The North Boundary Trail begins at the closed gate. A sign is posted for skiers, and the trail is marked with blue blazes. It loops over gentle terrain back to the road a hundred yards south of where you began. The trail initially follows along the Seguinland Road, passing two ponds on the left. The dead trees on the far side of each pond looked like giant white pipe cleaners sticking up out of the snow.
Once back out onto the park road we headed south, thankful for the sun on our faces on a chilly, but windless morning. Passing through an open section with vast marshes on each side of us we gazed east to the impressive reach of sand dunes separating us from the ocean. From the parking lot we carefully negotiated a snowdrift strewn trail down onto Half Mile Beach.
We were delighted to find a wide ribbon of crusty snow above the tide zone perfect for gliding down the beach to the Little River. There were diamonds sparkling everywhere, on the freshly fallen snow, and on the calm ocean water. Small rollers politely tumbled onto the beach. Distant sea smoke and morning clouds hovered to the east over the water, with a brilliant blue sky above us.
The fortress-like mass of Seguin with its flashing lighthouse beacon rose out of the sea four miles to the southwest. Across the mouth of the Little River a steep hillside of summer cottages and glades of birches stood watch over the ebbing waters. The skiing was exceptional. We skied up and down the beach three times, all the while focused on the beauty of the sea.
Back at the parking lot we skied up beyond the closed bathhouse for views out to sea and up the long sandy slope of Mile Beach. Four miles to the east the unique octagonal structure of Cuckolds Light clung fast to the ledges off of Southport Island. Further to the east the long line of Damariscove Island rose out of the sea.

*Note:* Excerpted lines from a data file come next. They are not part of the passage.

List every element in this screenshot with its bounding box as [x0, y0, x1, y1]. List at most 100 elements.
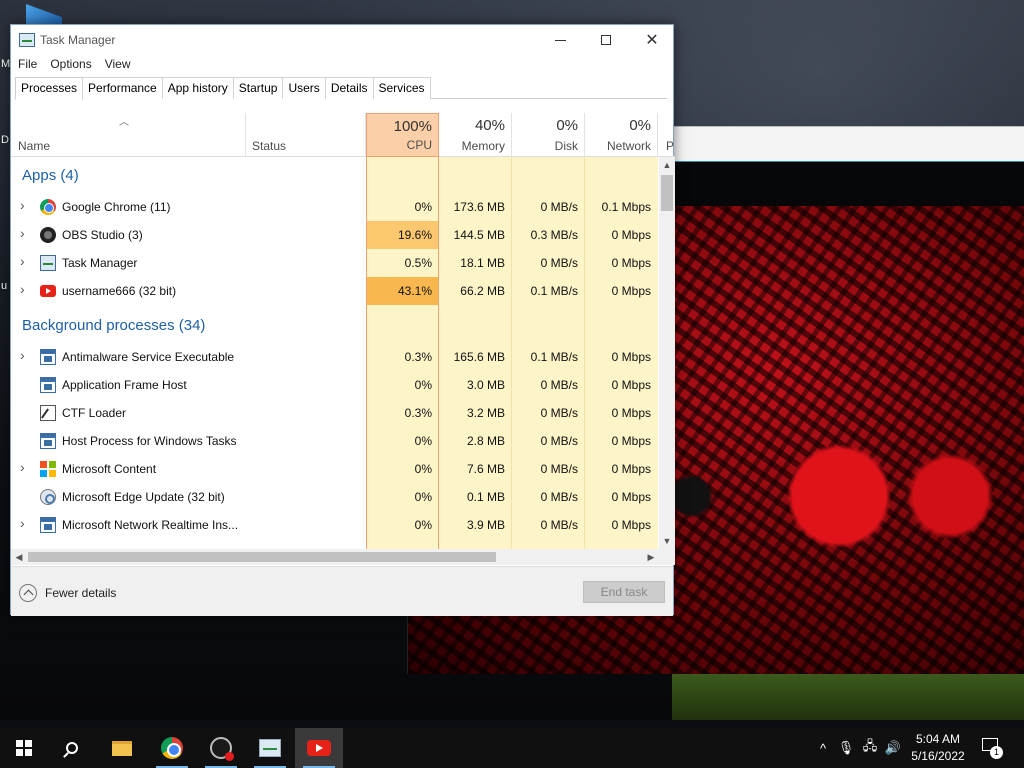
process-row[interactable]: Microsoft Edge Update (32 bit) 0% 0.1 MB 0 …: [11, 483, 658, 511]
group-header-apps[interactable]: Apps (4): [11, 157, 658, 193]
microphone-tray-button[interactable]: 🎙: [836, 728, 856, 768]
column-label: Disk: [554, 139, 578, 153]
obs-taskbar-button[interactable]: [197, 728, 245, 768]
network-cell: 0.1 Mbps: [601, 200, 651, 214]
start-button[interactable]: [0, 728, 48, 768]
process-row[interactable]: CTF Loader 0.3% 3.2 MB 0 MB/s 0 Mbps: [11, 399, 658, 427]
column-label: P: [666, 139, 675, 153]
memory-cell: 144.5 MB: [453, 228, 505, 242]
edge-update-icon: [40, 489, 56, 505]
scroll-down-icon[interactable]: ▼: [659, 533, 675, 549]
memory-cell: 7.6 MB: [466, 462, 505, 476]
task-manager-taskbar-button[interactable]: [246, 728, 294, 768]
memory-cell: 165.6 MB: [453, 350, 505, 364]
cpu-cell: 0.3%: [404, 350, 432, 364]
menu-options[interactable]: Options: [43, 55, 97, 75]
group-header-background[interactable]: Background processes (34): [11, 307, 658, 343]
horizontal-scrollbar[interactable]: ◀ ▶: [11, 549, 675, 565]
tab-services[interactable]: Services: [372, 77, 431, 99]
process-row[interactable]: › Task Manager 0.5% 18.1 MB 0 MB/s 0 Mbps: [11, 249, 658, 277]
process-name: OBS Studio (3): [62, 228, 143, 242]
process-row[interactable]: Application Frame Host 0% 3.0 MB 0 MB/s 0 Mb…: [11, 371, 658, 399]
scroll-left-icon[interactable]: ◀: [11, 549, 27, 565]
process-list: Apps (4) › Google Chrome (11) 0% 173.6 MB 0 M…: [11, 157, 658, 549]
column-header-memory[interactable]: 40% Memory: [439, 113, 512, 157]
network-total-percent: 0%: [629, 117, 651, 134]
tab-processes[interactable]: Processes: [15, 77, 84, 100]
column-header-row: ︿ Name Status 100% CPU 40% Memory 0% Dis…: [11, 113, 675, 157]
process-name: Application Frame Host: [62, 378, 187, 392]
network-cell: 0 Mbps: [611, 350, 651, 364]
scroll-right-icon[interactable]: ▶: [643, 549, 659, 565]
scroll-up-icon[interactable]: ▲: [659, 157, 675, 173]
menu-file[interactable]: File: [11, 55, 43, 75]
desktop-shortcut-icon[interactable]: [26, 4, 62, 26]
column-header-cpu[interactable]: 100% CPU: [366, 113, 439, 157]
volume-tray-button[interactable]: 🔊: [882, 728, 904, 768]
chrome-taskbar-button[interactable]: [148, 728, 196, 768]
column-header-disk[interactable]: 0% Disk: [512, 113, 585, 157]
show-hidden-icons-button[interactable]: ^: [812, 728, 834, 768]
expand-chevron-icon[interactable]: ›: [20, 281, 25, 297]
memory-cell: 3.0 MB: [466, 378, 505, 392]
column-header-network[interactable]: 0% Network: [585, 113, 658, 157]
expand-chevron-icon[interactable]: ›: [20, 347, 25, 363]
end-task-button[interactable]: End task: [583, 581, 665, 603]
minimize-icon: [554, 39, 566, 41]
youtube-icon: [307, 740, 331, 756]
network-icon: 🖧: [862, 738, 878, 753]
network-tray-button[interactable]: 🖧: [858, 728, 882, 768]
column-header-name[interactable]: Name: [11, 113, 246, 157]
process-row[interactable]: › Google Chrome (11) 0% 173.6 MB 0 MB/s 0.1 M…: [11, 193, 658, 221]
expand-chevron-icon[interactable]: ›: [20, 225, 25, 241]
microsoft-logo-icon: [40, 461, 56, 477]
process-row[interactable]: Host Process for Windows Tasks 0% 2.8 MB 0 …: [11, 427, 658, 455]
process-row[interactable]: › username666 (32 bit) 43.1% 66.2 MB 0.1 MB/…: [11, 277, 658, 305]
expand-chevron-icon[interactable]: ›: [20, 253, 25, 269]
tab-users[interactable]: Users: [282, 77, 326, 99]
column-label: Name: [18, 139, 51, 153]
tab-performance[interactable]: Performance: [82, 77, 163, 99]
task-manager-window[interactable]: Task Manager ✕ File Options View Process…: [10, 24, 675, 616]
background-window-dark-area[interactable]: [672, 162, 1024, 208]
expand-chevron-icon[interactable]: ›: [20, 197, 25, 213]
close-button[interactable]: ✕: [629, 25, 675, 55]
start-icon: [16, 740, 32, 756]
tab-startup[interactable]: Startup: [232, 77, 284, 99]
process-row[interactable]: › Antimalware Service Executable 0.3% 165.6…: [11, 343, 658, 371]
fewer-details-button[interactable]: Fewer details: [19, 583, 116, 603]
process-row[interactable]: › Microsoft Content 0% 7.6 MB 0 MB/s 0 Mbps: [11, 455, 658, 483]
ctf-loader-icon: [40, 405, 56, 421]
expand-chevron-icon[interactable]: ›: [20, 515, 25, 531]
column-header-status[interactable]: Status: [246, 113, 366, 157]
vertical-scrollbar[interactable]: ▲ ▼: [659, 157, 675, 549]
cpu-cell: 0%: [414, 490, 432, 504]
process-name: Host Process for Windows Tasks: [62, 434, 237, 448]
footer-bar: Fewer details End task: [11, 566, 673, 616]
vertical-scroll-thumb[interactable]: [661, 175, 673, 211]
memory-cell: 2.8 MB: [466, 434, 505, 448]
chevron-up-icon: ^: [819, 740, 827, 756]
process-row[interactable]: › Microsoft Network Realtime Ins... 0% 3.9 …: [11, 511, 658, 539]
search-button[interactable]: [48, 728, 96, 768]
menu-view[interactable]: View: [98, 55, 137, 75]
action-center-button[interactable]: 1: [980, 736, 1004, 760]
maximize-button[interactable]: [583, 25, 629, 55]
file-explorer-button[interactable]: [98, 728, 146, 768]
expand-chevron-icon[interactable]: ›: [20, 459, 25, 475]
tab-app-history[interactable]: App history: [161, 77, 234, 99]
network-cell: 0 Mbps: [611, 406, 651, 420]
process-row[interactable]: › OBS Studio (3) 19.6% 144.5 MB 0.3 MB/s 0 Mb…: [11, 221, 658, 249]
column-header-power[interactable]: P: [658, 113, 675, 157]
title-bar[interactable]: Task Manager ✕: [11, 25, 673, 55]
tab-details[interactable]: Details: [324, 77, 374, 99]
clock[interactable]: 5:04 AM 5/16/2022: [905, 731, 971, 765]
process-name: Google Chrome (11): [62, 200, 171, 214]
network-cell: 0 Mbps: [611, 228, 651, 242]
clock-time: 5:04 AM: [915, 732, 961, 746]
minimize-button[interactable]: [537, 25, 583, 55]
horizontal-scroll-thumb[interactable]: [28, 552, 496, 562]
cpu-cell: 0%: [414, 378, 432, 392]
memory-cell: 18.1 MB: [460, 256, 505, 270]
youtube-taskbar-button[interactable]: [295, 728, 343, 768]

Once back at our car we drove a few hundred yards out to Griffith Head. Before walking the length of Mile Beach we scampered up onto the tall bluffs adjacent to the parking lot for a look up and down the coast. Many species of ducks had gathered in the protected narrows between a series of ledges below us. Bufflehead, goldeneye, black ducks, and a few immature loons floated along the seaweed-clad rocks.
With our binoculars we scanned the western shoreline of Southport Island trying to see if we could pick out Hendricks Head Light at the mouth of the Sheepscot River. There it was, opposite the quaint fishing community of Five Islands. We were also able to identify the rocky northern headlands of Monhegan Island 15 miles out beyond Damariscove.
We were surprised at how steep Mile Beach was, and walked along water’s edge for the flattest route down the beach. Three men were working back and forth with metal detectors looking for World War II ordnance and coins. A flock of 30 sanderlings provided great entertainment, running back and forth with the ebb and flow of waves. It was amazing how fast they moved. It was as if each bird had consumed a six-pack of Red Bull before gathering on the beach for lunch.
Sanderlings breed in the High Arctic during the brief summer season, and winter along the coast from Maine to Florida. We wondered how it came to be that some of these birds would decide to stay in Maine while others would fly much further south to Florida?
Bring your skis the next time a beach walk is in the plans. With the right snow conditions you may create a ski outing that you will treasure forever.
To get to Reid State Park follow Route 127 approximately 12 miles south from Route 1 in Woolwich. A state park sign is posted just before the right turn onto the Seguinland Road.